Here is the most insane example of the kind of problem we get into when poetry is taken out of the political conversation and yes
I said taken out. The new poetry of Donald H. Rumsfeld. From the Slate website. "And so Slate has compiled a collection of
Rumsfeld's poems, bringing them to a wider public for the first time. The poems that follow are the exact words of the defense
secretary, as taken from the official transcripts on the Defense Department Web site."
Happenings
You're going to be told lots of things.
You get told things every day that don't happen.
It doesn't seem to bother people, they don't—
It's printed in the press.
The world thinks all these things happen.
They never happened.
Everyone's so eager to get the story
Before in fact the story's there
That the world is constantly being fed
Things that haven't happened.
All I can tell you is,
It hasn't happened.
It's going to happen.
—Feb. 28, 2003, Department of Defense briefing
The Unknown
As we know,
There are known knowns.
There are things we know we know.
We also know
There are known unknowns.
That is to say
We know there are some things
We do not know.
But there are also unknown unknowns,
The ones we don't know
We don't know.
—Feb. 12, 2002, Department of Defense news briefing
Glass Box
You know, it's the old glass box at the—
At the gas station,
Where you're using those little things
Trying to pick up the prize,
And you can't find it.
It's—
And it's all these arms are going down in there,
And so you keep dropping it
And picking it up again and moving it,
But—
Some of you are probably too young to remember those—
Those glass boxes,
But—
But they used to have them
At all the gas stations
When I was a kid.
—Dec. 6, 2001, Department of Defense news briefing
Wrapped in this madness is a truth that we need to discern and maybe more quickly that we think. It is said that Osama Bin
Laden is an aficionado of poetry of a sort as well and that too is scary.

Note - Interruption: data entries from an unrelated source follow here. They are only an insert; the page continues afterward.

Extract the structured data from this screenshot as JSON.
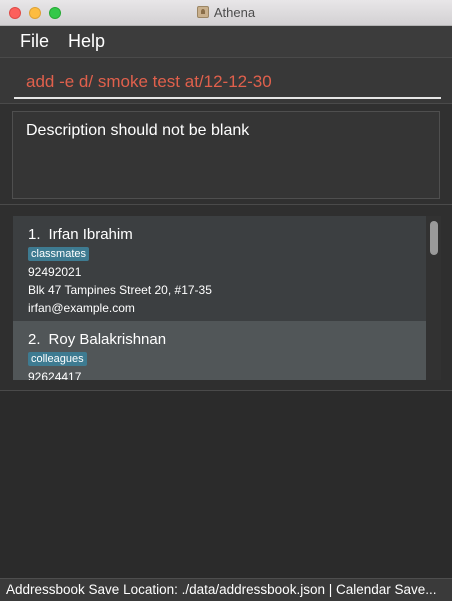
{
  "window": {
    "title": "Athena"
  },
  "menu": {
    "items": [
      "File",
      "Help"
    ]
  },
  "command": {
    "value": "add -e d/ smoke test at/12-12-30"
  },
  "result": {
    "message": "Description should not be blank"
  },
  "contacts": [
    {
      "index": "1.",
      "name": "Irfan Ibrahim",
      "tag": "classmates",
      "phone": "92492021",
      "address": "Blk 47 Tampines Street 20, #17-35",
      "email": "irfan@example.com"
    },
    {
      "index": "2.",
      "name": "Roy Balakrishnan",
      "tag": "colleagues",
      "phone": "92624417"
    }
  ],
  "status": {
    "text": "Addressbook Save Location: ./data/addressbook.json | Calendar Save..."
  },
  "colors": {
    "command_error": "#e0604c",
    "tag_background": "#3e7b91",
    "selected_card": "#515658"
  }
}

Poetry as we know so dearly demands some depth and it demands that the reader, listener likewise engage deeply. But how
do we engage the populace in the deep discussion that is the purview of poetry. Steve Kowit became a voice for Stand-up
Poetry, a unique blend of the role of stand-up comic and the stage poet. Poetry and Jazz, first by Langston Hughes and then
Kerouac and Ginsburg brought the word together with jazz to energize the listener. The song lyrics of Dylan, Paul Simon, Sting,
push the poetic melody out on rhythm and harmony. Slams, rap, spoken word, the Internet all continue conveying the poetic
line. Books still give us the tangible, in the hand feel, and the chance to sit and deepen the experience. But mostly it seems it
takes daring. Daring to find any means necessary to get the poetic voice out there in the face of the populace. We better hurry,
the new "poetic" voice of D.H. is following closely on that of another past master of the genre Ollie North.